First off I would like to mention that my daughter went to her Senior Prom on Saturday. She looked lovely and it was kind of “sigh worthy” seeing the kids get into the limo and take off. She’s moving at breakneck speed and I miss the little girl she was yesterday. Luckily as you can see from the photo she’s still in there somewhere 🙂
Last week I went to two different support groups. They were both really great and really different. We have a new nutritionist at the first one and she is shaking the whole support group up and making it more fun and interactive, yet leaving us with a lot of information at the same time. I admitted my weight regain and told everyone about my plans to reverse it. Went home and felt ok about it. At the second one I was sitting in group listening to several ladies and gentlemen telling their stories of people sabotaging or judging them because, they knew they had surgery. I spoke up to say that I really felt that my issues were more internal than external. I again admitted my regain and then it happened, the tears came and I blurted out, “Since I went public with my surgery it’s like I am trying to prove all the critics right. Like I wanted to reinforce their preconceived notion that this was going to fail like everything else.” It stunned me and the tears started flowing. I had no idea that was going to come out of my mouth. I had no clue that, that was the trigger for my spiral out of control. I’m not sure what made it surface or why it happened at that moment but, it was freeing and defeating at the same time. It isn’t the bad anniversaries that are all starting to hit, it wasn’t just lack of self control, it was genuine fear of success and people knowing about my hard work to find it. When I finished speaking several of the group were in tears and the therapist who runs it started directing helpful information my way. It came down to crossing boundaries. I have a fear of people getting too close and of people knowing me too well. Go figure as I blog away…even though I feel as though I’ve conquered much of it, that is on the surface allowing me to do stuff like blog or meet with others to discuss my story. This fear was deeper inside and more crippling. I needed to establish boundaries within myself. I needed to stop allowing my mind to mistreat me and to convince me to fail.

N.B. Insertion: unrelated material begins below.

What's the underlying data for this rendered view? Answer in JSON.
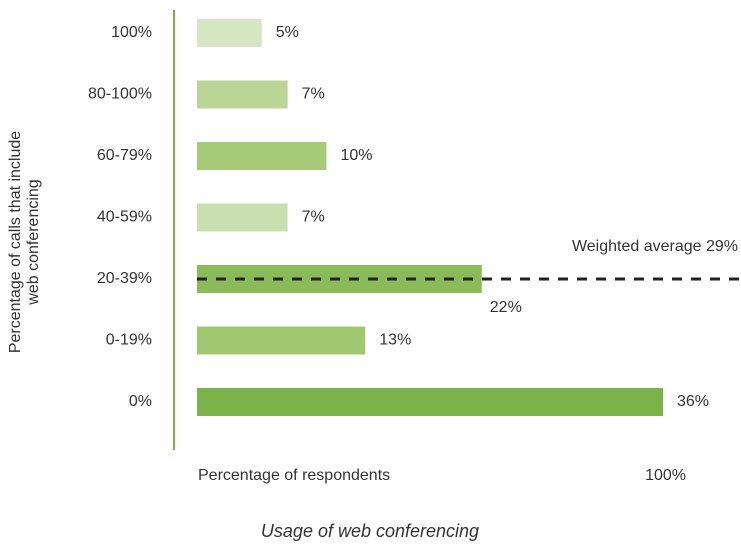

I’m not sure how I will go about this but, as I begin to recognize it I am becoming more and more aware of how easy it is for me to allow it. It’s going to be a long road and I’m sure you’ll hear more about it in the future. Right now I have to figure myself out and manage to stay on track at the same time.
Mother’s Day was an excellent day. We woke up got ready and headed out to church. But, not before I received two of the cutest presents from two of the cutest elementary school kids I know. My Ebby made me a construction paper portrait of myself complete with blond highlights in it’s hair and uplifting statements of the reasons she loves me and the things I do for her. My Jo-jo made me a sweet dancing flower in a pot and a little note. Later the family (meaning my incredible husband) brought out a beautiful oval vase for the flowers he brought home on Friday, a drink dispenser for parties and entertaining, and a pair of workout pants which were a bit too big! It’s always nice to have things be too big instead of too small 🙂
We had my Mom, Brother and Grandma (Mom-mom) over for a healthy lunch of salad, grilled steak or chicken pesto sandwiches with fresh watermelon slices. We had freshly sliced (by Ebby) strawberries and light Cool Whip for dessert. It was a light, healthy and fabulous lunch and time with family. Clean up was easy and after lunch the kids hit the pool as it was 102 degrees here. That evening after company had left I changed into my swimsuit and hit the pool with the kids. I swam 100 laps for my workout challenge of the day. I had no idea how many actual “real laps” that would equal but, it felt great and I was good and tired afterward. We also did our segment on the radio show Sunday evening and then called it a night after making up lunches for today.
I am truly blessed by the family that God has allowed me. I am also blessed with the opportunity He has given me to change my life. Maybe it was never His intention that I only lose weight but, His plan also included the ability to let go of the things within myself that hold me back in life. I’m working on it and praying about it. I have great faith that it will happen.
Thanks for reading and please leave a comment if you have any questions or advice.
P.S. I am on Day 1/Week 3 of C25K and feeling good about my progress. I’m glad I was pushed (CLINT) to get back to it!